Кое-что понаслышке мне было известно и о характере генерала. Помнилась ночь, проведенная в медсанбате под Воронежем, тусклое мерцание плошки в крестьянской хате, сосредоточенные лица солдат, проступавшие из полутьмы. Рассказывал старший сержант, раненный в ноги и в грудь, и в его хрипловатом голосе звучали нотки удивления, а те, что слушали его историю, наверное, не впервые, тоже раненые, перебинтованные, с руками в гипсе, другие на костылях, — напряженно ловили каждое слово.

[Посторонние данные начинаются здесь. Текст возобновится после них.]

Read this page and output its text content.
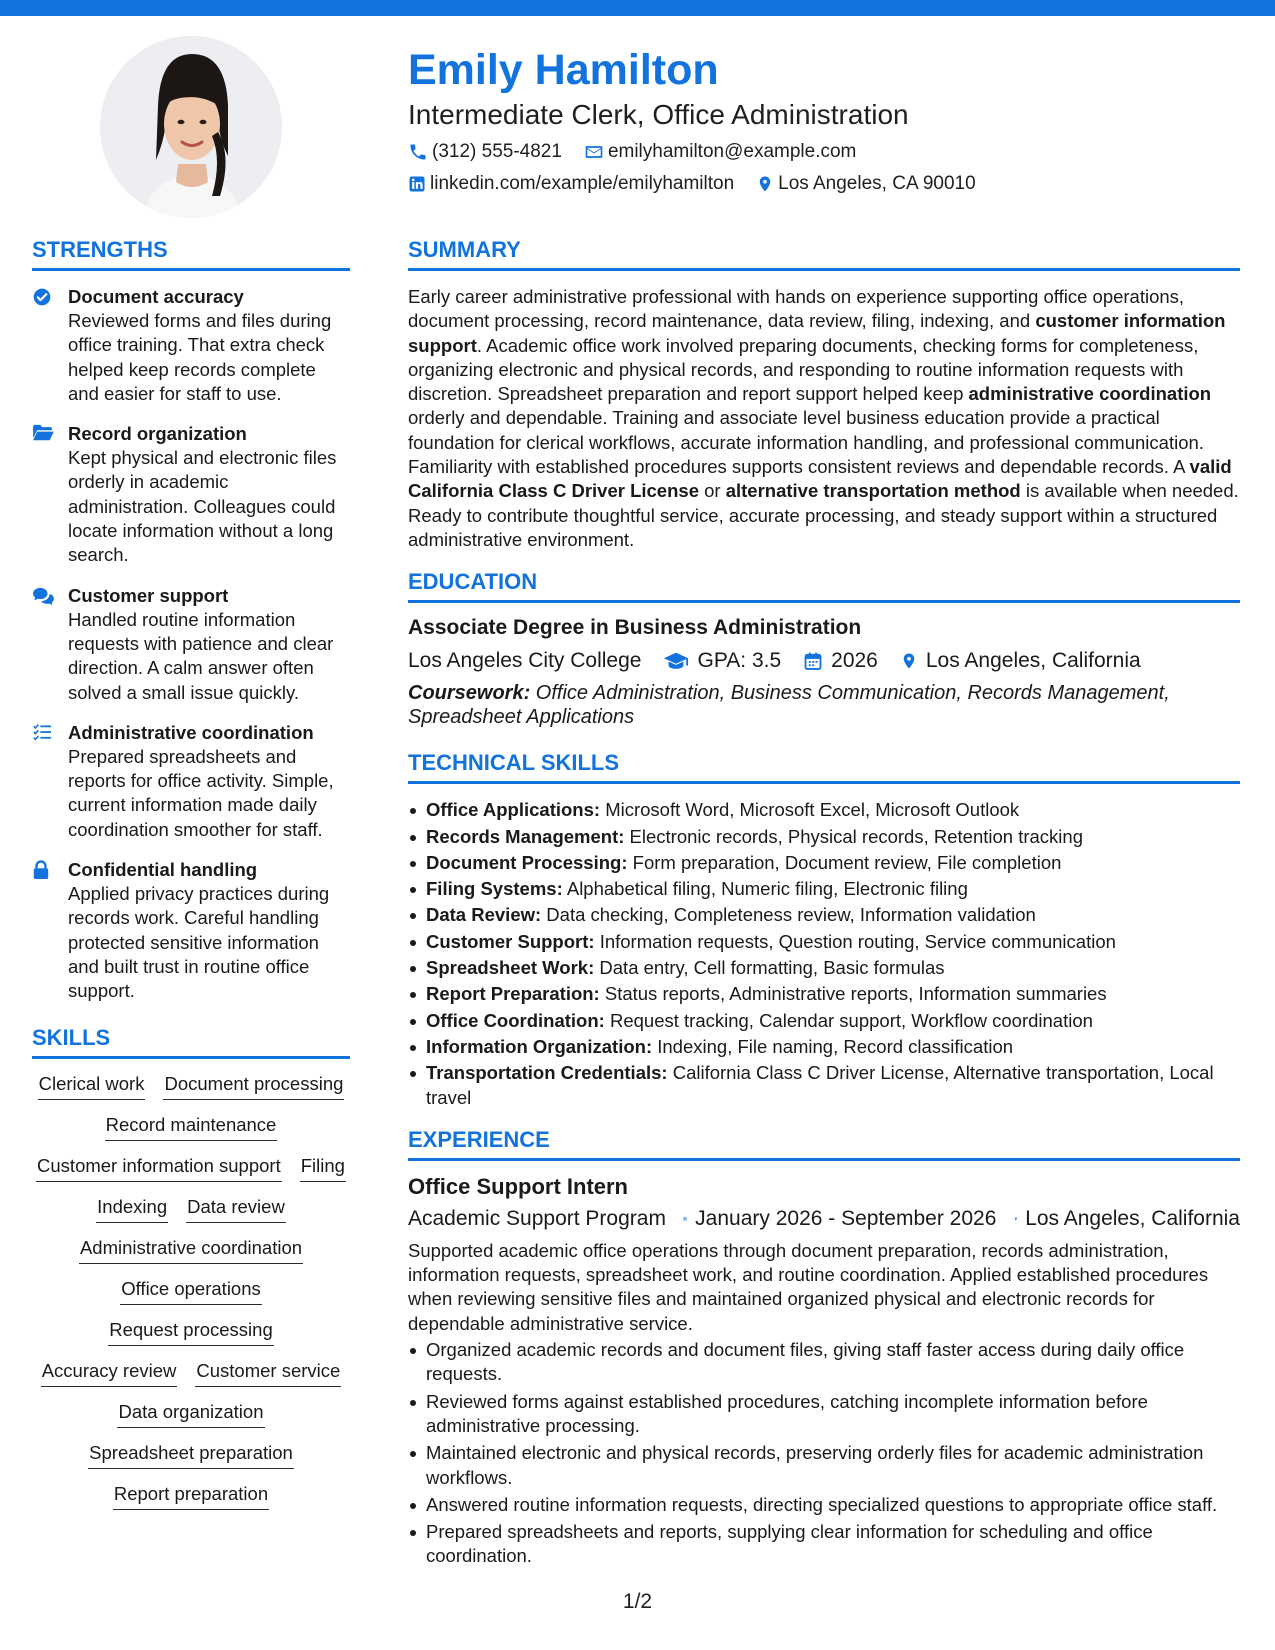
Emily Hamilton
Intermediate Clerk, Office Administration
(312) 555-4821 emilyhamilton@example.com
linkedin.com/example/emilyhamilton Los Angeles, CA 90010
STRENGTHS
Document accuracy
Reviewed forms and files during office training. That extra check helped keep records complete and easier for staff to use.
Record organization
Kept physical and electronic files orderly in academic administration. Colleagues could locate information without a long search.
Customer support
Handled routine information requests with patience and clear direction. A calm answer often solved a small issue quickly.
Administrative coordination
Prepared spreadsheets and reports for office activity. Simple, current information made daily coordination smoother for staff.
Confidential handling
Applied privacy practices during records work. Careful handling protected sensitive information and built trust in routine office support.
SKILLS
Clerical work Document processing
Record maintenance
Customer information support Filing
Indexing Data review
Administrative coordination
Office operations
Request processing
Accuracy review Customer service
Data organization
Spreadsheet preparation
Report preparation
SUMMARY

Early career administrative professional with hands on experience supporting office operations, document processing, record maintenance, data review, filing, indexing, and customer information support. Academic office work involved preparing documents, checking forms for completeness, organizing electronic and physical records, and responding to routine information requests with discretion. Spreadsheet preparation and report support helped keep administrative coordination orderly and dependable. Training and associate level business education provide a practical foundation for clerical workflows, accurate information handling, and professional communication. Familiarity with established procedures supports consistent reviews and dependable records. A valid California Class C Driver License or alternative transportation method is available when needed. Ready to contribute thoughtful service, accurate processing, and steady support within a structured administrative environment.

EDUCATION
Associate Degree in Business Administration
Los Angeles City College	GPA: 3.5 2026 Los Angeles, California
Coursework: Office Administration, Business Communication, Records Management, Spreadsheet Applications
TECHNICAL SKILLS
Office Applications: Microsoft Word, Microsoft Excel, Microsoft Outlook
Records Management: Electronic records, Physical records, Retention tracking
Document Processing: Form preparation, Document review, File completion
Filing Systems: Alphabetical filing, Numeric filing, Electronic filing
Data Review: Data checking, Completeness review, Information validation
Customer Support: Information requests, Question routing, Service communication
Spreadsheet Work: Data entry, Cell formatting, Basic formulas
Report Preparation: Status reports, Administrative reports, Information summaries
Office Coordination: Request tracking, Calendar support, Workflow coordination
Information Organization: Indexing, File naming, Record classification
Transportation Credentials: California Class C Driver License, Alternative transportation, Local travel
EXPERIENCE
Office Support Intern
Academic Support Program January 2026 - September 2026 Los Angeles, California
Supported academic office operations through document preparation, records administration, information requests, spreadsheet work, and routine coordination. Applied established procedures when reviewing sensitive files and maintained organized physical and electronic records for dependable administrative service.
Organized academic records and document files, giving staff faster access during daily office requests.
Reviewed forms against established procedures, catching incomplete information before administrative processing.
Maintained electronic and physical records, preserving orderly files for academic administration workflows.
Answered routine information requests, directing specialized questions to appropriate office staff.
Prepared spreadsheets and reports, supplying clear information for scheduling and office coordination.
1/2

— …Кто знал, что за пригорком их шельма пулеметчик не убит? — с усилием привстав на локтях и тараща во тьму глаза, спрашивал солдат. — Молчит, значит, думаю, пристукнули, значит, даешь пулемет! Эх же он и полоснул меня, братцы, прямо по коленям, будто кнутом ожег! Ну, еще дело, что я гранату успел швырнуть, — теперь-то было наверняка! А подняться на ноги — куда там! Не ноги — вата, натурально мешок, полный ваты, к ногам привязанный, и она горит, печет… Понял я, братцы, дело — труба, и сколько раз косая на меня замахивалась, да как-то берегла судьба, вот до этой самой минуты берегла, а теперь отказалась.
— Ты свою судьбу не попрекай, — строго заметил сосед по койке, хмурый, заросший до глаз рыжеватой щетиной солдат. — У тебя судьба — прямо-таки Ванька-встанька.
Сержант улыбнулся ясными глазами.
— Ну, верно. А кто не ругнется сгоряча? И вот какое чудо случилось: были, понимаешь, вокруг меня люди, не один же я шел в атаку, — были, и вдруг не стало ни души. Может, я сознание потерял, лежал неподвижно и тихо под межой, у проселка, и санитары меня не заметили? Или подумали — убит? Каждый из вас, братцы, с жизнью прощался, и что вам рассказывать про это? Видно, особенно горько оно и трудно, если так, без людей, один.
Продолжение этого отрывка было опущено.